Don't get me wrong, this isn't to say Google's password sync or iCloud Keychain aren't secure. According to Ars Technica, 1Password is planning on launching Passkey support in early June, and I don't doubt more password managers will follow suit.
I suggest most people wait for more third-party options to become available before going all in on Passkeys, but the good news is that it doesn't seem like we'll be waiting long.
Phone or YubiKey?
There is an important distinction between Passkeys on your phone, and Passkeys on a hardware security device such as a YubiKey. The Passkeys on your phone are copyable, because they are stored in a software database and synced between your devices, while Passkeys on a YubiKey are non-copyable, they are bound to the physical hardware and can't be copied, backed-up, or synced.
Hardware bound, non-copyable Passkeys are the gold standard for modern authentication. It makes security rather simple to understand too, either you have the device in your physical possession letting you log in, or you don't.
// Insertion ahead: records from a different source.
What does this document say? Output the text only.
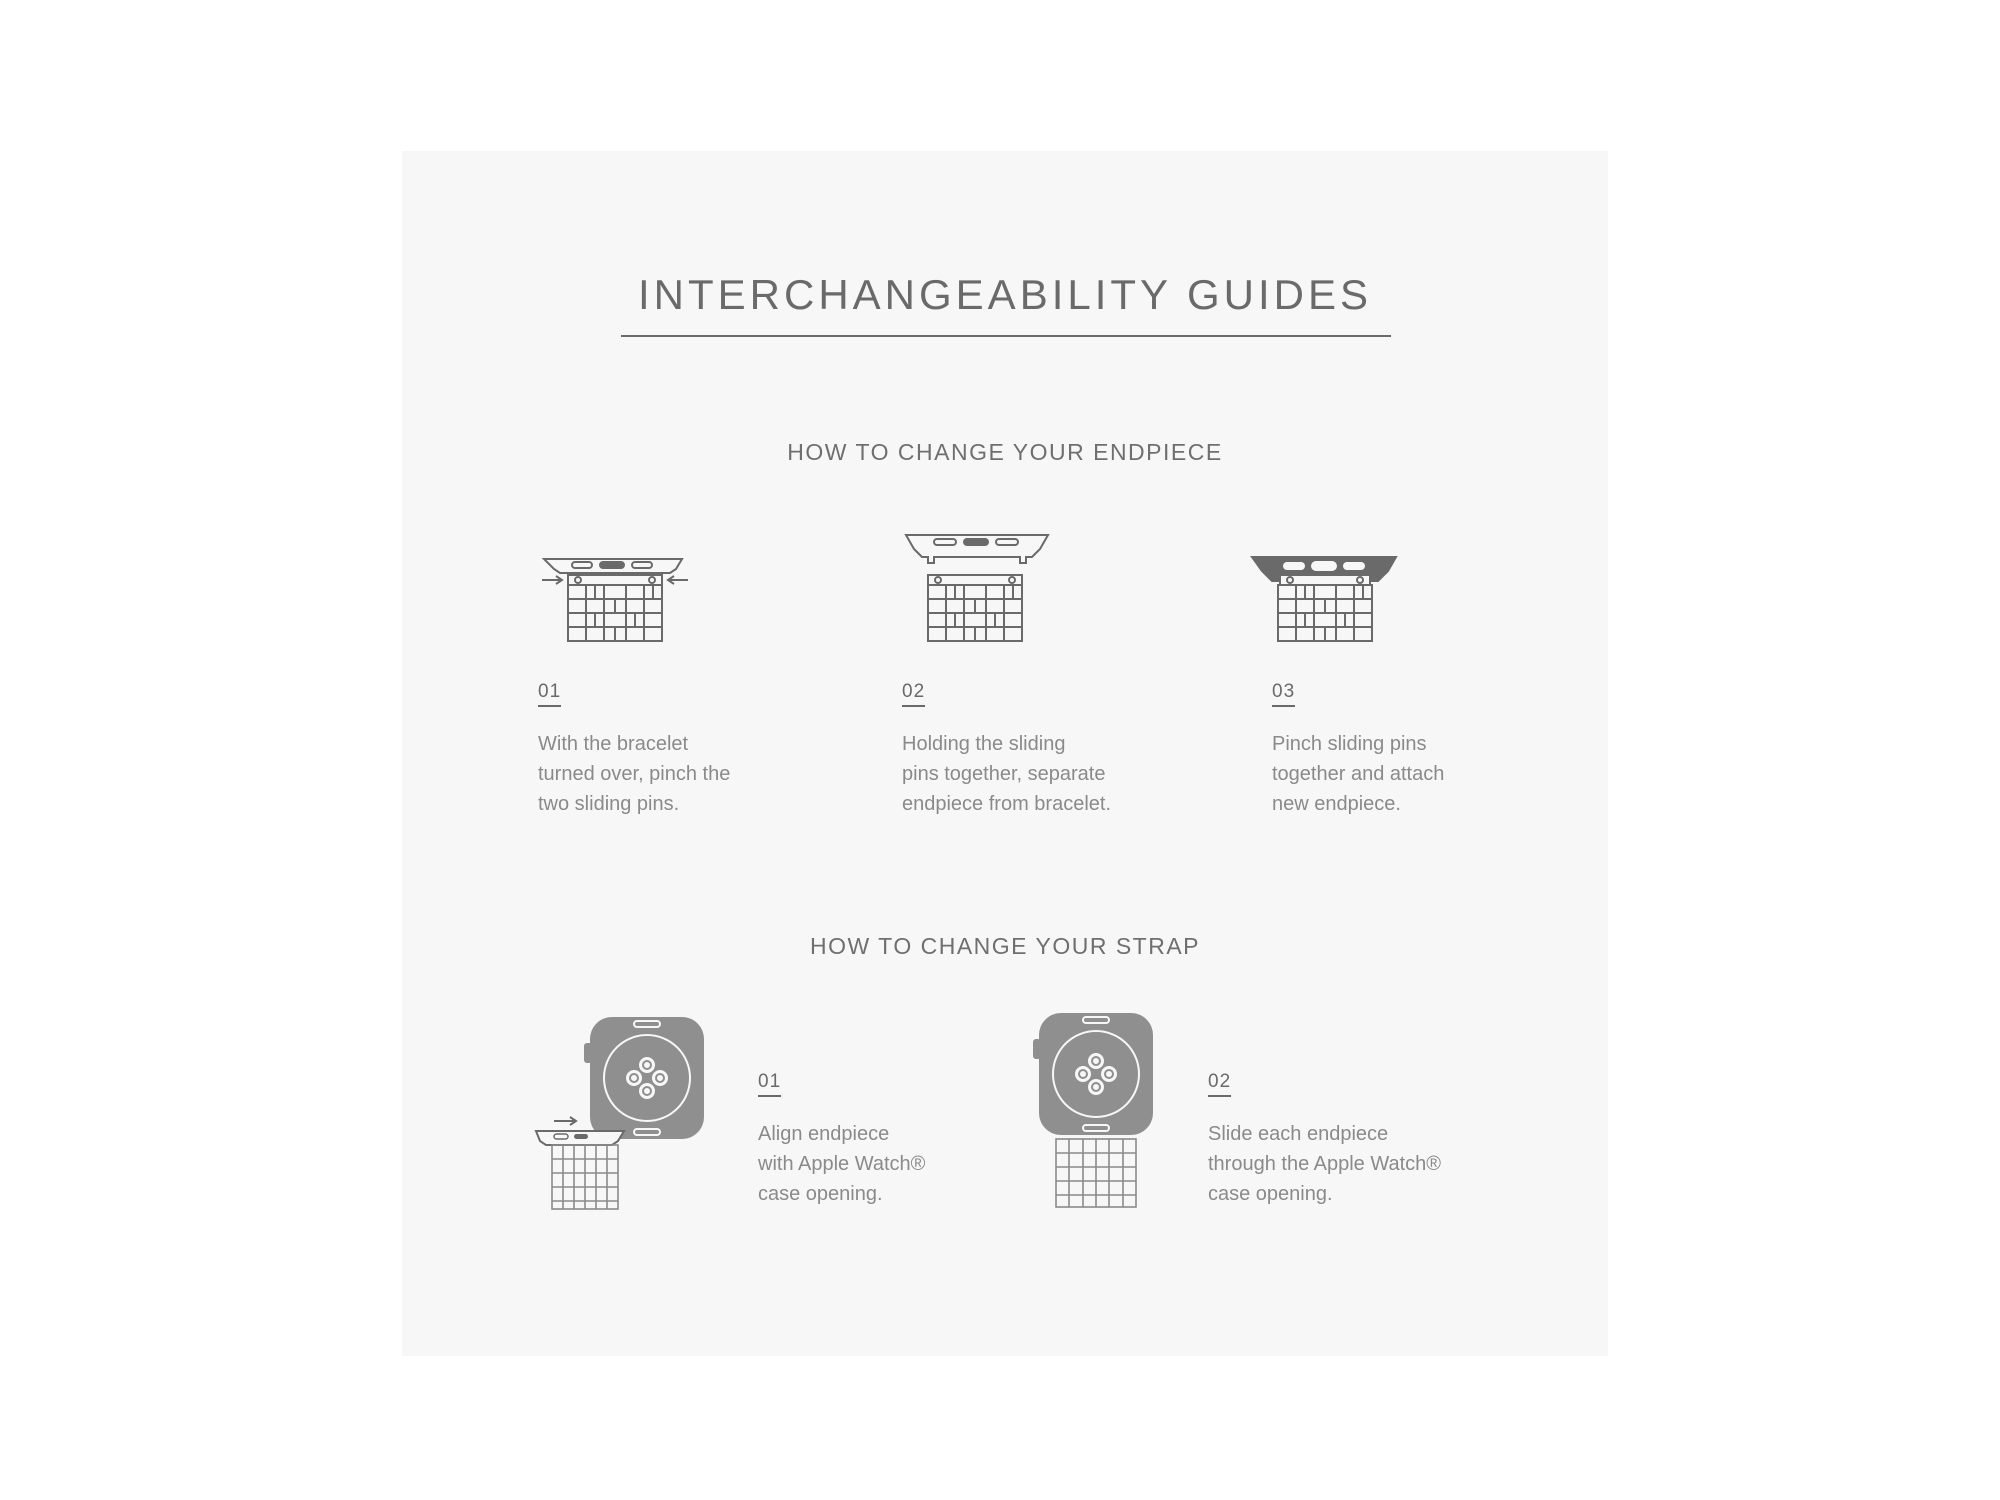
INTERCHANGEABILITY GUIDES
HOW TO CHANGE YOUR ENDPIECE
01
With the bracelet
turned over, pinch the
two sliding pins.
02
Holding the sliding
pins together, separate
endpiece from bracelet.
03
Pinch sliding pins
together and attach
new endpiece.
HOW TO CHANGE YOUR STRAP
01
Align endpiece
with Apple Watch®
case opening.
02
Slide each endpiece
through the Apple Watch®
case opening.
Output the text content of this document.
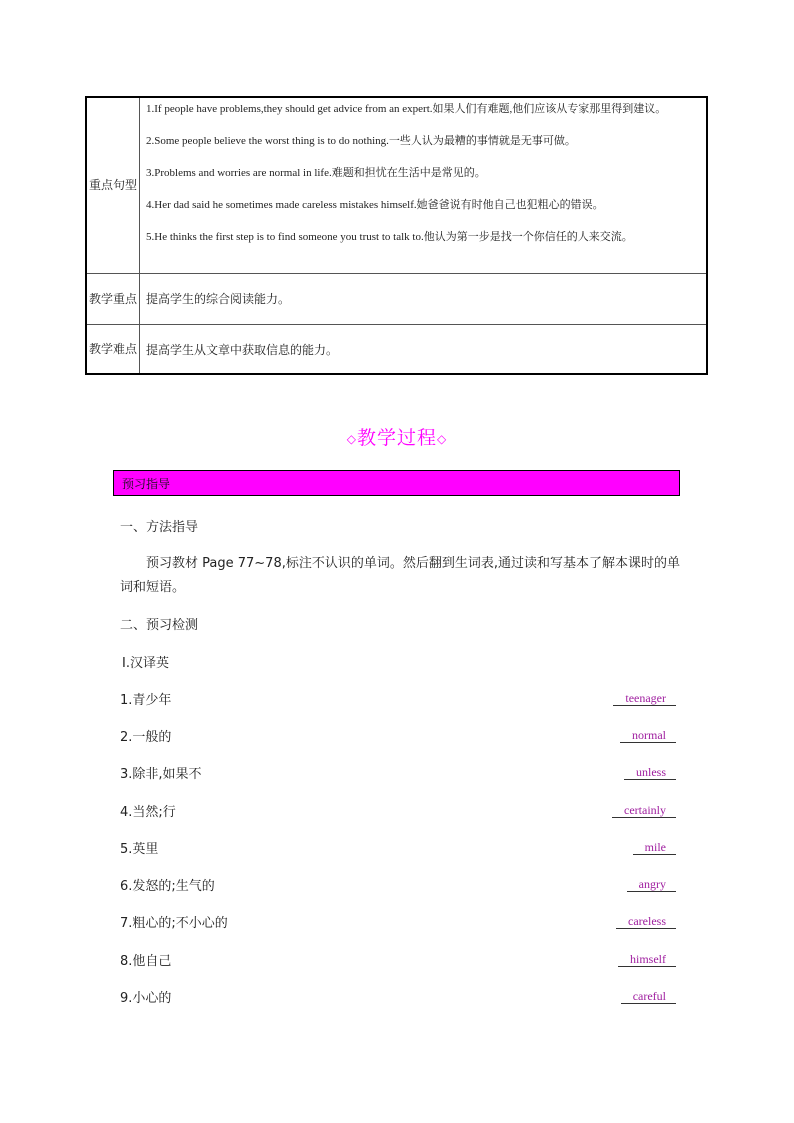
重点句型	1.If people have problems,they should get advice from an expert.如果人们有难题,他们应该从专家那里得到建议。
2.Some people believe the worst thing is to do nothing.一些人认为最糟的事情就是无事可做。
3.Problems and worries are normal in life.难题和担忧在生活中是常见的。
4.Her dad said he sometimes made careless mistakes himself.她爸爸说有时他自己也犯粗心的错误。
5.He thinks the first step is to find someone you trust to talk to.他认为第一步是找一个你信任的人来交流。

教学重点	提高学生的综合阅读能力。

教学难点	提高学生从文章中获取信息的能力。
◇教学过程◇
预习指导
一、方法指导
预习教材 Page 77~78,标注不认识的单词。然后翻到生词表,通过读和写基本了解本课时的单词和短语。
二、预习检测
Ⅰ.汉译英
1.青少年	teenager
2.一般的	normal
3.除非,如果不	unless
4.当然;行	certainly
5.英里	mile
6.发怒的;生气的	angry
7.粗心的;不小心的	careless
8.他自己	himself
9.小心的	careful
Copyable Passkeys in Google Passwords or iCloud Keychain are reduced to the security of your Google/Apple account and encryption passphrase. Still quite secure, especially if you follow the best practices for securing your account, but technically still susceptible to remote attacks.
One concern I've heard is that Passkeys could be used as a persistent identifier between websites. The reasoning goes that if you share your public key with two different websites, they could work together and see you’re the same user, with the same public key.
This is false. When you register for a website, your device generates a brand new public and private key specifically for that website. When you register for another site, that site gets its own public key from your device, completely independent from the first one.
The public keys shared with the website operators have no personal information attached, and can’t be correlated by websites operators colluding together.
Another common concern I've seen is that Passkeys require a face or fingerprint scan to be used. However, these biometrics are the exact same as the ones used to unlock your device, and they are never transmitted to a third-party. In fact, we actually suggest most people do use biometric unlock on their phones, because it reduces the risk of PIN theft via shoulder surfing.
If you're really concerned about the use of biometrics, you can always use Passkeys with a passcode or PIN instead.
Should You Use Them?
Again, I caution the use of vendor password management ecosystems like iCloud Keychain. However, when Passkeys are supported by the password management service you prefer—or if you have a YubiKey!—I would absolutely suggest switching to Passkey authentication. The benefits over passwords are significant.
I’m currently writing an additional blog post for Privacy Guides, which will look at some of the privacy aspects of Passkeys in more detail than this, but the general takeaway is that Passkeys are private, and they’re the natural evolution of authentication online.